A summary of the legislation notes:
During a declared national emergency relating to a communicable disease, mandates the release into community supervision of federal prisoners and pretrial detainees who are non-violent and, for instance, pregnant women, juveniles, older prisoners and detainees, and those with certain medical conditions. Modifies probation and supervised release policies to avoid unnecessary in-person contact with probation officers and to reduce the numbers of those supervised and those imprisoned for violations. Mandates the release of non-violent pretrial defendants on their own recognizance. [Emphasis added]

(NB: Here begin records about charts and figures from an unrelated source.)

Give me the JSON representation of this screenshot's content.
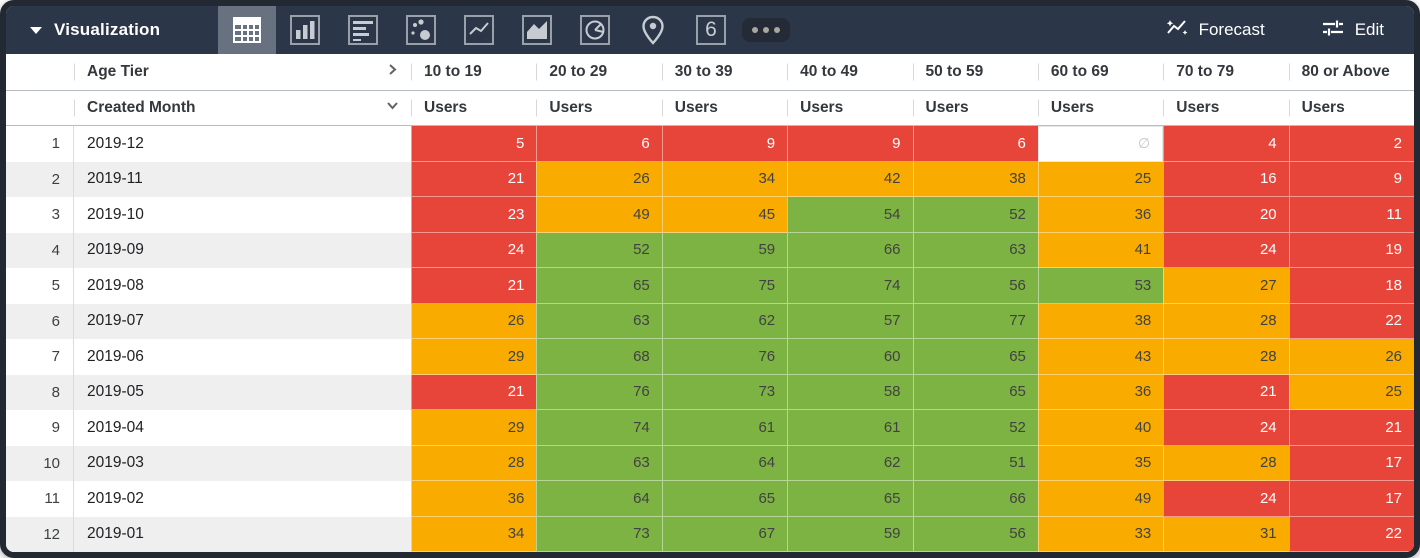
{
  "topbar": {
    "title": "Visualization",
    "selected_vis": "table",
    "vis_types": [
      "table",
      "bar",
      "row-bars",
      "scatter",
      "line",
      "area",
      "pie",
      "map",
      "single-value",
      "more"
    ],
    "single_value_glyph": "6",
    "forecast_label": "Forecast",
    "edit_label": "Edit"
  },
  "table": {
    "dimension_header": "Age Tier",
    "row_header": "Created Month",
    "columns": [
      {
        "tier": "10 to 19",
        "measure": "Users"
      },
      {
        "tier": "20 to 29",
        "measure": "Users"
      },
      {
        "tier": "30 to 39",
        "measure": "Users"
      },
      {
        "tier": "40 to 49",
        "measure": "Users"
      },
      {
        "tier": "50 to 59",
        "measure": "Users"
      },
      {
        "tier": "60 to 69",
        "measure": "Users"
      },
      {
        "tier": "70 to 79",
        "measure": "Users"
      },
      {
        "tier": "80 or Above",
        "measure": "Users"
      }
    ],
    "rows": [
      {
        "n": "1",
        "month": "2019-12",
        "cells": [
          {
            "v": "5",
            "c": "red"
          },
          {
            "v": "6",
            "c": "red"
          },
          {
            "v": "9",
            "c": "red"
          },
          {
            "v": "9",
            "c": "red"
          },
          {
            "v": "6",
            "c": "red"
          },
          {
            "v": "∅",
            "c": "empty"
          },
          {
            "v": "4",
            "c": "red"
          },
          {
            "v": "2",
            "c": "red"
          }
        ]
      },
      {
        "n": "2",
        "month": "2019-11",
        "cells": [
          {
            "v": "21",
            "c": "red"
          },
          {
            "v": "26",
            "c": "orange"
          },
          {
            "v": "34",
            "c": "orange"
          },
          {
            "v": "42",
            "c": "orange"
          },
          {
            "v": "38",
            "c": "orange"
          },
          {
            "v": "25",
            "c": "orange"
          },
          {
            "v": "16",
            "c": "red"
          },
          {
            "v": "9",
            "c": "red"
          }
        ]
      },
      {
        "n": "3",
        "month": "2019-10",
        "cells": [
          {
            "v": "23",
            "c": "red"
          },
          {
            "v": "49",
            "c": "orange"
          },
          {
            "v": "45",
            "c": "orange"
          },
          {
            "v": "54",
            "c": "green"
          },
          {
            "v": "52",
            "c": "green"
          },
          {
            "v": "36",
            "c": "orange"
          },
          {
            "v": "20",
            "c": "red"
          },
          {
            "v": "11",
            "c": "red"
          }
        ]
      },
      {
        "n": "4",
        "month": "2019-09",
        "cells": [
          {
            "v": "24",
            "c": "red"
          },
          {
            "v": "52",
            "c": "green"
          },
          {
            "v": "59",
            "c": "green"
          },
          {
            "v": "66",
            "c": "green"
          },
          {
            "v": "63",
            "c": "green"
          },
          {
            "v": "41",
            "c": "orange"
          },
          {
            "v": "24",
            "c": "red"
          },
          {
            "v": "19",
            "c": "red"
          }
        ]
      },
      {
        "n": "5",
        "month": "2019-08",
        "cells": [
          {
            "v": "21",
            "c": "red"
          },
          {
            "v": "65",
            "c": "green"
          },
          {
            "v": "75",
            "c": "green"
          },
          {
            "v": "74",
            "c": "green"
          },
          {
            "v": "56",
            "c": "green"
          },
          {
            "v": "53",
            "c": "green"
          },
          {
            "v": "27",
            "c": "orange"
          },
          {
            "v": "18",
            "c": "red"
          }
        ]
      },
      {
        "n": "6",
        "month": "2019-07",
        "cells": [
          {
            "v": "26",
            "c": "orange"
          },
          {
            "v": "63",
            "c": "green"
          },
          {
            "v": "62",
            "c": "green"
          },
          {
            "v": "57",
            "c": "green"
          },
          {
            "v": "77",
            "c": "green"
          },
          {
            "v": "38",
            "c": "orange"
          },
          {
            "v": "28",
            "c": "orange"
          },
          {
            "v": "22",
            "c": "red"
          }
        ]
      },
      {
        "n": "7",
        "month": "2019-06",
        "cells": [
          {
            "v": "29",
            "c": "orange"
          },
          {
            "v": "68",
            "c": "green"
          },
          {
            "v": "76",
            "c": "green"
          },
          {
            "v": "60",
            "c": "green"
          },
          {
            "v": "65",
            "c": "green"
          },
          {
            "v": "43",
            "c": "orange"
          },
          {
            "v": "28",
            "c": "orange"
          },
          {
            "v": "26",
            "c": "orange"
          }
        ]
      },
      {
        "n": "8",
        "month": "2019-05",
        "cells": [
          {
            "v": "21",
            "c": "red"
          },
          {
            "v": "76",
            "c": "green"
          },
          {
            "v": "73",
            "c": "green"
          },
          {
            "v": "58",
            "c": "green"
          },
          {
            "v": "65",
            "c": "green"
          },
          {
            "v": "36",
            "c": "orange"
          },
          {
            "v": "21",
            "c": "red"
          },
          {
            "v": "25",
            "c": "orange"
          }
        ]
      },
      {
        "n": "9",
        "month": "2019-04",
        "cells": [
          {
            "v": "29",
            "c": "orange"
          },
          {
            "v": "74",
            "c": "green"
          },
          {
            "v": "61",
            "c": "green"
          },
          {
            "v": "61",
            "c": "green"
          },
          {
            "v": "52",
            "c": "green"
          },
          {
            "v": "40",
            "c": "orange"
          },
          {
            "v": "24",
            "c": "red"
          },
          {
            "v": "21",
            "c": "red"
          }
        ]
      },
      {
        "n": "10",
        "month": "2019-03",
        "cells": [
          {
            "v": "28",
            "c": "orange"
          },
          {
            "v": "63",
            "c": "green"
          },
          {
            "v": "64",
            "c": "green"
          },
          {
            "v": "62",
            "c": "green"
          },
          {
            "v": "51",
            "c": "green"
          },
          {
            "v": "35",
            "c": "orange"
          },
          {
            "v": "28",
            "c": "orange"
          },
          {
            "v": "17",
            "c": "red"
          }
        ]
      },
      {
        "n": "11",
        "month": "2019-02",
        "cells": [
          {
            "v": "36",
            "c": "orange"
          },
          {
            "v": "64",
            "c": "green"
          },
          {
            "v": "65",
            "c": "green"
          },
          {
            "v": "65",
            "c": "green"
          },
          {
            "v": "66",
            "c": "green"
          },
          {
            "v": "49",
            "c": "orange"
          },
          {
            "v": "24",
            "c": "red"
          },
          {
            "v": "17",
            "c": "red"
          }
        ]
      },
      {
        "n": "12",
        "month": "2019-01",
        "cells": [
          {
            "v": "34",
            "c": "orange"
          },
          {
            "v": "73",
            "c": "green"
          },
          {
            "v": "67",
            "c": "green"
          },
          {
            "v": "59",
            "c": "green"
          },
          {
            "v": "56",
            "c": "green"
          },
          {
            "v": "33",
            "c": "orange"
          },
          {
            "v": "31",
            "c": "orange"
          },
          {
            "v": "22",
            "c": "red"
          }
        ]
      }
    ]
  },
  "colors": {
    "red": "#E8453A",
    "orange": "#F9AB00",
    "green": "#7CB342",
    "empty": "#FFFFFF",
    "topbar": "#2B3648",
    "text_on_red": "#FFFFFF",
    "text_on_mid": "#424242"
  }
}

Provides $600 million in funding to address the COVID-19 crisis in state and local prisons and jails, including $500 million to states and local governments that operate correctional facilities to provide testing and treatment of COVID-19 for incarcerated individuals by creating two grant programs—one focused on the release of low-risk individuals who are currently incarcerated and another aimed at reducing COVID-19 exposure for those individuals who are arrested; $75 million in funding to a new grant program to encourage states and localities to adopt practices that promote juvenile safety and rehabilitation without unnecessarily exposing youth to incarceration during this crisis; and $25 million for a grant program for state and local governments that operate correctional facilities for rapid testing of inmates who are leaving correctional custody. [Emphasis added]
This section requires DHS to review the immigration files of all individuals in the custody of ICE to assess the need for continued detention. Individuals who are not subject to mandatory detention shall be prioritized for release, either on recognizance or into an alternative to detention program, unless the individual is a threat to public safety or national security. [Emphasis added]
Two provisions of Pelosi’s plan allow judges to reduce the sentences of felons and abolishes fees for pre-trial inmates so they can be released without posting bail:
During the COVID-19 emergency, expands court authority to order compassionate release for federal prisoners and to reduce sentences, and removes administrative barriers that slow the ability of prisoners to seek compassionate release. Authorizes courts to temporarily release persons who have been sentenced, but have not yet been transported to a Bureau of Prisons facility, to protect them from COVID-19. [Emphasis added]
Authorizes the establishment of a grant program that distributes funds directly to state and local courts, with the condition that they impose a moratorium on the imposition and collection of court-imposed fees and fines during the COVID19 crisis. [Emphasis added]
Already, thousands of inmates are being released from county and local prisons across the U.S. — including nearly 200 illegal aliens convicted of violent crimes, convicted sex offenders, suspects accused of murder, and repeat violent offenders. In New York City, alone, nearly 1,700 inmates have been freed from prison in the last two months, along with 830 inmates in Massachusetts, more than 4,500 inmates in Illinois, and more than 5,500 inmates in California.